Antisweeper

Minesweeper solver for browser. Requires JavaScript to be enabled.

Usage

Go to https://rouanth.github.io/antisweep/. Usage should be evident. If it isn't, please open an issue and express your thoughts on how the interface could be modified to become more intuitive.

Algorithm

The currently used algorithm is as follows:

1. Find all the cells that are adjacent to a cell with a number which is most probably provided by the user.
2. If the current configuration satisfies the boundaries imposed by the numbers, assign to it a weight which equals to a number of k-combinations from a set of cells which are not adjacent to a numbered cell where k is the number of remaining mines. If, on the other hand, the current configuration can't satisfy the boundaries, we assign the value of 0 to the current configuration. In both cases we return these values. Otherwise, if the current configuration is ambiguous, we proceed.
3. Select the next cell that is adjacent to cells with numbers and repeat steps 2-4 twice: assuming that there is a bomb in this cell and that there isn't. If no such cells remain, then the algorithm has terminated one way or the other in the previous step.
4. Return the sum of the configuration weights computed by children.

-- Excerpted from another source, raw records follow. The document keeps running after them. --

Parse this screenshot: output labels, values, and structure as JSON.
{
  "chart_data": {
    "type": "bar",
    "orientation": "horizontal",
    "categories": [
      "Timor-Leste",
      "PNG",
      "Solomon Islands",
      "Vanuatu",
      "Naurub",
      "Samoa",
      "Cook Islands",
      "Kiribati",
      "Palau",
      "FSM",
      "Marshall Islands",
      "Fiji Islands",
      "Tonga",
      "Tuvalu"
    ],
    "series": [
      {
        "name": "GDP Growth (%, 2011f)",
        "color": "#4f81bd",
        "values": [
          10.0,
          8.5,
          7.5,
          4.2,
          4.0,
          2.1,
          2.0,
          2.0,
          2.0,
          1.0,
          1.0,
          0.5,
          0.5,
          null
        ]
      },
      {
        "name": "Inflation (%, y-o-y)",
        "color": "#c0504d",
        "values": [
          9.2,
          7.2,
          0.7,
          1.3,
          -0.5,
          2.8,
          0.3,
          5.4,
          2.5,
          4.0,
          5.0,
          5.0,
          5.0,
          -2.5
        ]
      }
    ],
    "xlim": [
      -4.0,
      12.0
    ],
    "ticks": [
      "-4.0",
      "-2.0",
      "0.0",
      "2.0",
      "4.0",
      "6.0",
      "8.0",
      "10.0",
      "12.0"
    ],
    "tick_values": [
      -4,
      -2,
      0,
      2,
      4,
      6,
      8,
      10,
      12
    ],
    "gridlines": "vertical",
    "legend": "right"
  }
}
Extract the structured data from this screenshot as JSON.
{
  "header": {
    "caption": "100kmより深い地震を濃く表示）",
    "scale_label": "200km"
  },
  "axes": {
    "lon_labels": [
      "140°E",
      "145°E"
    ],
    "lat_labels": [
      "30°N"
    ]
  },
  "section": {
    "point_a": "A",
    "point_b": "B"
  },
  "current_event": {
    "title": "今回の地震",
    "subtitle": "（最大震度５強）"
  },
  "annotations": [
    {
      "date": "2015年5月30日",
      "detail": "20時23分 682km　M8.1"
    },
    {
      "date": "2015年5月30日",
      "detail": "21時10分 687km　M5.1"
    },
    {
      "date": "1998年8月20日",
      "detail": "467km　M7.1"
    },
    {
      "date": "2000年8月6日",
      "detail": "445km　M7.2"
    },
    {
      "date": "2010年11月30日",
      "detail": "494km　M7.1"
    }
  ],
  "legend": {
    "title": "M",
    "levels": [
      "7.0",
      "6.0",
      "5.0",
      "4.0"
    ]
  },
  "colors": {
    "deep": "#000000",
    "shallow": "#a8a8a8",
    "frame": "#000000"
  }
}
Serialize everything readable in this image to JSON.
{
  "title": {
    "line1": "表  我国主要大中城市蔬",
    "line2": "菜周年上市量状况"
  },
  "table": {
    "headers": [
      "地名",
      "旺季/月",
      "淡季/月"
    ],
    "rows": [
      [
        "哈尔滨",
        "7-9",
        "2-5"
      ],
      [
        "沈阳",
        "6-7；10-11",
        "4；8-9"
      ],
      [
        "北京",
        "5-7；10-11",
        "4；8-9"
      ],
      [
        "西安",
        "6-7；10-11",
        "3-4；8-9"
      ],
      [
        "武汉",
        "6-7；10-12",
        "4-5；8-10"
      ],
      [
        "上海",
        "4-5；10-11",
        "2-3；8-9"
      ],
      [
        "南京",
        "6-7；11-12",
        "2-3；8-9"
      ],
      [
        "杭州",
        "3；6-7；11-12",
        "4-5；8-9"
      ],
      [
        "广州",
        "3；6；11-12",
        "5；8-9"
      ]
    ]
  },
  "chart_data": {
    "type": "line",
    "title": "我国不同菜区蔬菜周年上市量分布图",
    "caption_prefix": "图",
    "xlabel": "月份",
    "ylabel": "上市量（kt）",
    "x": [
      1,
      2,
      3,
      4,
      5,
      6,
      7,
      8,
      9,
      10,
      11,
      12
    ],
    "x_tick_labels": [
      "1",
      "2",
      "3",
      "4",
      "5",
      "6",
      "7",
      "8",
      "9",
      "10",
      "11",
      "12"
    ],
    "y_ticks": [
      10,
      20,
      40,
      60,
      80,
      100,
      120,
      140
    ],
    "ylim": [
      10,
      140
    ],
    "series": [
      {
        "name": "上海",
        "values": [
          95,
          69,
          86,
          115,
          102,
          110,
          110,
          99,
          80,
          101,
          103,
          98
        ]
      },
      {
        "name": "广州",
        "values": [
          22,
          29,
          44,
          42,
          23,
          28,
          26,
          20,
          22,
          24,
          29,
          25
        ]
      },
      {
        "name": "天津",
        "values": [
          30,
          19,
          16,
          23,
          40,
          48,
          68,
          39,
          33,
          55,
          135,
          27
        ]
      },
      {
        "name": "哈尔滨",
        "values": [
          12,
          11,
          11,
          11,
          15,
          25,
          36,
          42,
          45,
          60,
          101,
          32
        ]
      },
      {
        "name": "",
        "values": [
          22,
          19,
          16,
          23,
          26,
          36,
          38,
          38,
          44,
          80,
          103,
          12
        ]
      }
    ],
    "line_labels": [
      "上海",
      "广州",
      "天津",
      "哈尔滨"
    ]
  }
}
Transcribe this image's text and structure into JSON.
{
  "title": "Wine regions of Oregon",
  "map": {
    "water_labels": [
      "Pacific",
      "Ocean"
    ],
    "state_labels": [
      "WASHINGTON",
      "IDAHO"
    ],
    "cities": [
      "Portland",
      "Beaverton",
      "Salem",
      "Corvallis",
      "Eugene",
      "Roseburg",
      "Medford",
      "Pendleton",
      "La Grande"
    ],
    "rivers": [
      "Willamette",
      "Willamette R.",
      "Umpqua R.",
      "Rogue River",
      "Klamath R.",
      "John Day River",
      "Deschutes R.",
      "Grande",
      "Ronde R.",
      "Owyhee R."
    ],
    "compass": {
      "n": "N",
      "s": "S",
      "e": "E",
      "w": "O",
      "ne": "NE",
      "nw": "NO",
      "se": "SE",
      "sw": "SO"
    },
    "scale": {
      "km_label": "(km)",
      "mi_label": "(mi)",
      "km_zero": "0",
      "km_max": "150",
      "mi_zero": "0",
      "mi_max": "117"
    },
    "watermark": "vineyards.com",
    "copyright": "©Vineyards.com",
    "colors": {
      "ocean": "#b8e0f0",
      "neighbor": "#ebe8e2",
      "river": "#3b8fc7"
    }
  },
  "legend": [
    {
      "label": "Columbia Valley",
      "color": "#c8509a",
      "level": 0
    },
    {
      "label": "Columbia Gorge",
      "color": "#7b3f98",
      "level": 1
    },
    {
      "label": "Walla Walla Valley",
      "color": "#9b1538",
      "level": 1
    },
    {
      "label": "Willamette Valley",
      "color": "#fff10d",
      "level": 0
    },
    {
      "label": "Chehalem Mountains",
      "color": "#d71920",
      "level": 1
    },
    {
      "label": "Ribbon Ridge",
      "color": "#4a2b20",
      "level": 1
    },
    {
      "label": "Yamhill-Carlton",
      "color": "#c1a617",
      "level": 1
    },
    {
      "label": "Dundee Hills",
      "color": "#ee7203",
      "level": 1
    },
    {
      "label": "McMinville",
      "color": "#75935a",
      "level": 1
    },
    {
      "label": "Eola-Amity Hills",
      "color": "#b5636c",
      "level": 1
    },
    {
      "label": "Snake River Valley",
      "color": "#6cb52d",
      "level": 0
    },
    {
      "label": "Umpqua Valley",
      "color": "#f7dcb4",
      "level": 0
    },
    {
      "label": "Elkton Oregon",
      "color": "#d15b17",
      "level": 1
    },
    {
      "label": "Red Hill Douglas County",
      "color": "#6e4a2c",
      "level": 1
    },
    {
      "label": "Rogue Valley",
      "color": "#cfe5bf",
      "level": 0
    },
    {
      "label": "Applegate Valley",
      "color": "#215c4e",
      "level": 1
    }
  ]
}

Why another algorithm is needed

The existing algorithm is horrendous for many reasons, the main one being that it's tightly entangled with representation of the field as a matrix. It would be significantly more flexible were it based on linear equations because they more transparently allow for:

• Grouping together cells that are interchangeable. It is implemented in the existing algorithm in a specific case of cells that don't have any boundaries, but the number of cells we need to analyze can be nearly halved, which would mean that we only need to spend only a square root of the time that would be required otherwise.

• Separately calculating the connectivity components of the resulting graph. If we can divide all the cells to partitions such that every potentially mined cell is in the same class as the numbered cells it's adjacent to, then we can analyze these partitions independently. This, too, can often yield significant execution time decrease. We can't accurately estimate the gain, but in many cases it can transform 2^n to m * n^2 where n is the number of mines and m is the amount of numbered cells adjacent to potentially mined ones.

• Using graph isomorphism to find solution for each graph only once and then use the cached results.